Depuis 2000, cet Etat américain a légalisé l'usage médical du cannabis. De la culture des fleurs au commerce des produits dérivés, les business se multiplient. Une économie très profitable, y compris pour les finances locales.
Photo © Jérôme Chatin: Dans une serre high-tech, Nick veille sur des milliers de plants de marijuana, dont les fleurs sont vendues à Denver Relief, un dispensaire réputé de Denver.
Au-dessus d'Aspen, la station de ski jet-set des Etats-Unis, la neige a pratiquement disparu des cimes, et les avions se font plus rares dans le ciel. En ces premiers jours de juin, ce petit village des Rocheuses vit au rythme paisible des randonneurs et des cyclistes. Sous le soleil estival, les façades bling-bling de Dior, Chanel, Gucci ou Louis Vuitton ont un air un peu décalé. Angie n'y prête même plus attention. Serveuse au Red Onion, à quelques pas de là, elle profite de sa pause pour filer à l'autre bout du village, chez Leaf, l'une de ses boutiques favorites. L'entrée se cache au pied d'un escalier dérobé coincé entre une pizzeria et un fast-food, et la porte s'ouvre à condition de montrer patte blanche.
18 États ont légalisé le cannabis
Le Colorado fait partie des dix-huit États américains (Alaska et Hawaii compris) qui autorisent l'usage médical de la marijuana. Réputé être celui où son commerce est le plus contrôlé, il est aujourd'hui regardé comme un modèle par les Etats qui envisagent la légalisation.

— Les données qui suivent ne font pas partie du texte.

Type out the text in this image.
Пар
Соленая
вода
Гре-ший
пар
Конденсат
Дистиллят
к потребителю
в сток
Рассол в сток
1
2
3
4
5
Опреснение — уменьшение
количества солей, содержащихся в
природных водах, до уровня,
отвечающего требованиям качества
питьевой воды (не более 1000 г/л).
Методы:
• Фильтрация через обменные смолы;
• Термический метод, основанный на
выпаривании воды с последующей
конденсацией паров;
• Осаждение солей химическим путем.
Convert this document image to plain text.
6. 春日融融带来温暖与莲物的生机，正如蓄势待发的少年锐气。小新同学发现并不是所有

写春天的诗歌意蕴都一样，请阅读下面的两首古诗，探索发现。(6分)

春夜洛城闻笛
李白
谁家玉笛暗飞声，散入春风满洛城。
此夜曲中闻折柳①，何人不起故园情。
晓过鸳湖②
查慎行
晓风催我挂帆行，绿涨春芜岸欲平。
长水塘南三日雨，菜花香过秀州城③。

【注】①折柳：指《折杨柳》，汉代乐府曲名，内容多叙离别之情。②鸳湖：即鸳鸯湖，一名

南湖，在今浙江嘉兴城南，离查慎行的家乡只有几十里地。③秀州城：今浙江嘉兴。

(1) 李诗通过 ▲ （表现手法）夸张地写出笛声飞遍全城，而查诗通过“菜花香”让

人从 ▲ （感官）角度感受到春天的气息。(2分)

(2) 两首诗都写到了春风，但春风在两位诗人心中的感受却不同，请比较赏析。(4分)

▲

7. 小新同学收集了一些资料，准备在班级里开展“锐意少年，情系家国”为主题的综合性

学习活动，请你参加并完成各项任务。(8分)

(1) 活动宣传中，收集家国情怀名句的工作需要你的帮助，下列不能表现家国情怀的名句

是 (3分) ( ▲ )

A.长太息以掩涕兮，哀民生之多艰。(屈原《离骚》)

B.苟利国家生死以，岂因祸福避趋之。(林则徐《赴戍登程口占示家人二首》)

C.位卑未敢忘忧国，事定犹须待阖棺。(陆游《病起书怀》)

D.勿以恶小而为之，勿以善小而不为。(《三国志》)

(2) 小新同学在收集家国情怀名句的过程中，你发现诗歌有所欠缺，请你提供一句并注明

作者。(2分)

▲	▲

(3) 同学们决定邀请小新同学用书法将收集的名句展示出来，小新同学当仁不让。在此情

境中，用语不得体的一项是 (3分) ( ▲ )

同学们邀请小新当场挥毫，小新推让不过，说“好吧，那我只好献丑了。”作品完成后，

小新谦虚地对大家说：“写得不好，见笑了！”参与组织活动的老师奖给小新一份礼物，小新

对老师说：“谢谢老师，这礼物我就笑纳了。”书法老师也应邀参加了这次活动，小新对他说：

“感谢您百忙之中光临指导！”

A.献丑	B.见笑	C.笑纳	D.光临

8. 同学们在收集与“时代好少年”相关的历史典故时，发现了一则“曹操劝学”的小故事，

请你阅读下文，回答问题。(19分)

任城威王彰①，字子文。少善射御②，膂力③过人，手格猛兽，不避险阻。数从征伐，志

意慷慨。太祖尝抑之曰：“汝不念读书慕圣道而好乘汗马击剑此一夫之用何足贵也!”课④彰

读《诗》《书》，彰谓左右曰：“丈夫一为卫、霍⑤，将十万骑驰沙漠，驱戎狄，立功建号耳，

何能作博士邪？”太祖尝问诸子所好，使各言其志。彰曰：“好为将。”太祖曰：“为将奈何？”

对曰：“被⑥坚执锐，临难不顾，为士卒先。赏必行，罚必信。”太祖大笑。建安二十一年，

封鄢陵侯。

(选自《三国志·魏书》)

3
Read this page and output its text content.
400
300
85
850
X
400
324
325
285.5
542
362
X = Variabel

La légalisation totale est envisagée
Derrière elle, on découvre un élégant bar en marbre surplombé d'étagères où s'alignent de jolis bocaux en verre remplis d'herbes et des flacons aux noms mystérieux. Mais, derrière le comptoir, Pete n'a rien d'un apothicaire. Avec sa chemise hawaïenne et son large chapeau de paille, il explique à Angie les vertus de l'indica et de la sativa. En habituée, celle-ci n'a besoin que de quelques minutes pour choisir ses fleurs de... marijuana. La plante euphorisante la plus célèbre de la planète, enjeu de trafics partout dans le monde, est livrée ici, emballée dans un sachet de papier kraft, contre une liasse de dollars. Après avoir payé, Angie reprend le chemin du Red Onion et salue le client suivant, Thomas, avec un sourire complice. "C'est mon patron", s'amuse-t-elle avant de s'éclipser.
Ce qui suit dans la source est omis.